The bigger threat from spoiling comes from traditional news organizations like The New York Times or CNN, which send out news alerts to subscribers. For every one Olympics result I saw on Twitter, I received about 20 email notifications from the various news outlets I follow. Yet everyone wants to talk about the impact of social media, while no one wants to discuss the impact of the boring old New York Times.
Spoilers have limited impact on Olympic viewing anyway, because the Games are not really a sporting event. They’re produced by NBC Sports and feature physical contests with winners and losers — but, except for hockey, don’t offer the essence of a sports broadcast. And how do we know that? Because the audience is predominantly female. The Olympics has turned into the best-produced, most expensive reality show in the history of television. With all its sob stories, heroes and villains, it almost doesn’t really matter who wins, or whether the results are known ahead of time.

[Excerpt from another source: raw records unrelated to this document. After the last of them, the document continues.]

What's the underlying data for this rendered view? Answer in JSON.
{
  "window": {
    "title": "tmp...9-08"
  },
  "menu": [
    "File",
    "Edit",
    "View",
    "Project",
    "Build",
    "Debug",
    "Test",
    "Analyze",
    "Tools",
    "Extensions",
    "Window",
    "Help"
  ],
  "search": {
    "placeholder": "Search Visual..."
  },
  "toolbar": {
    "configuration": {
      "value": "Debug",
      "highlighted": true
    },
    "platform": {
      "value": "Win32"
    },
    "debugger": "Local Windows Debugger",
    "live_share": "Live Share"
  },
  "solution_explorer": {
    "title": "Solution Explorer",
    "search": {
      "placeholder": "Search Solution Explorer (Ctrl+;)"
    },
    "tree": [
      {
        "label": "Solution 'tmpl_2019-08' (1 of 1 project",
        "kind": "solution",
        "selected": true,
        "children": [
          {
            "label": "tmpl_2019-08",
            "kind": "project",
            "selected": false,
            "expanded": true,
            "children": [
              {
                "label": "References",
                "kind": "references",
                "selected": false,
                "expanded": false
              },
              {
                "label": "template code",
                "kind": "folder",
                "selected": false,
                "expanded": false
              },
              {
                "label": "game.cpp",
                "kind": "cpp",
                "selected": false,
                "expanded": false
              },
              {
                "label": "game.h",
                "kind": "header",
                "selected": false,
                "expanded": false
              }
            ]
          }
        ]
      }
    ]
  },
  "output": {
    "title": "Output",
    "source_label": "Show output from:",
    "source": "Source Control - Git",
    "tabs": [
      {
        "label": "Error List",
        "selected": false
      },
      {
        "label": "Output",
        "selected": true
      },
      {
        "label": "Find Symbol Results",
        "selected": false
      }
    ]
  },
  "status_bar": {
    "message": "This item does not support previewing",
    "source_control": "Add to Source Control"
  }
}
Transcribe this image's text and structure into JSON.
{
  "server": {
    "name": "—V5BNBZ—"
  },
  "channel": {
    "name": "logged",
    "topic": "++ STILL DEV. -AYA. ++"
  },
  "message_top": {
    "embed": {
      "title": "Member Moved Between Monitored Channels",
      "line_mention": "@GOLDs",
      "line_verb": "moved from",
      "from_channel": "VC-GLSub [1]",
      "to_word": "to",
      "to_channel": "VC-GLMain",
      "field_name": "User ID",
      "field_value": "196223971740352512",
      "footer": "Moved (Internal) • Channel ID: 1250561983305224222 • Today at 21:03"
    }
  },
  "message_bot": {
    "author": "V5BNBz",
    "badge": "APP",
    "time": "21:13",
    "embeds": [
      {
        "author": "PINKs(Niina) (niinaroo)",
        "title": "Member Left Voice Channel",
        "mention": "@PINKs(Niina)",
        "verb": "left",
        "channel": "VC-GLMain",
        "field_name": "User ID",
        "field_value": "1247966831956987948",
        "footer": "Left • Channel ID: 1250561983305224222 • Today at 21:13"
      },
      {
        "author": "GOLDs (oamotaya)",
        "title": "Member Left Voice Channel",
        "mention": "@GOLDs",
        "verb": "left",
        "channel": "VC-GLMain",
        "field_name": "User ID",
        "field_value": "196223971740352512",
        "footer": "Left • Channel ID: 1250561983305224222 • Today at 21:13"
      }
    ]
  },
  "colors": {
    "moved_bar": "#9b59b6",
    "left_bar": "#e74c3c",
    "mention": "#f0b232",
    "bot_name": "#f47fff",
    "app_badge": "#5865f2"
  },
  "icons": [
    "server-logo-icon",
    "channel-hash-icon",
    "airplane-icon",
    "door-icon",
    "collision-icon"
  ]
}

The other thing that doesn’t seem to have undercut Olympic TV viewing is Internet streaming. As NBC will be happy to tell you, the Olympics were a multiplatform effort — but I’m guessing the amount of streaming, like the amount of social media, is somewhat exaggerated. Even the results for big-ticket events — the men’s hockey semifinal between the U.S. and Canada, which was said to have been streamed by 2.1 million viewers — were not that impressive.
Those 2.1 million streamers should not be equated to 2.1 million TV viewers as measured by Nielsen. Nielsen produces an average audience metric (that is, the average number of people watching at any one time). To get an equivalent Nielsen number for the game, you’d have to take the 65 million streamed minutes and divide by the length of the event (say, 90 minutes); this would produce an average audience of 722,000, which is not bad for a midday TV show, but only a fraction of the prime-time broadcast.
Another indication of the minimal impact of the digital offerings is their level of ad support. NBC Sports sold just $50 million in digital ads for the Sochi Olympics, far below the $800 million in national TV ad sales for the Games. And it wouldn’t surprise me if it took some creative accounting to get the total as high as $50 million.
In any event, despite all the technological advances, we still largely experience the Olympics the same way we have for generations: watching a highly curated version on the TV set. This is good news for NBC as we head to the 2016 Summer Games in Rio.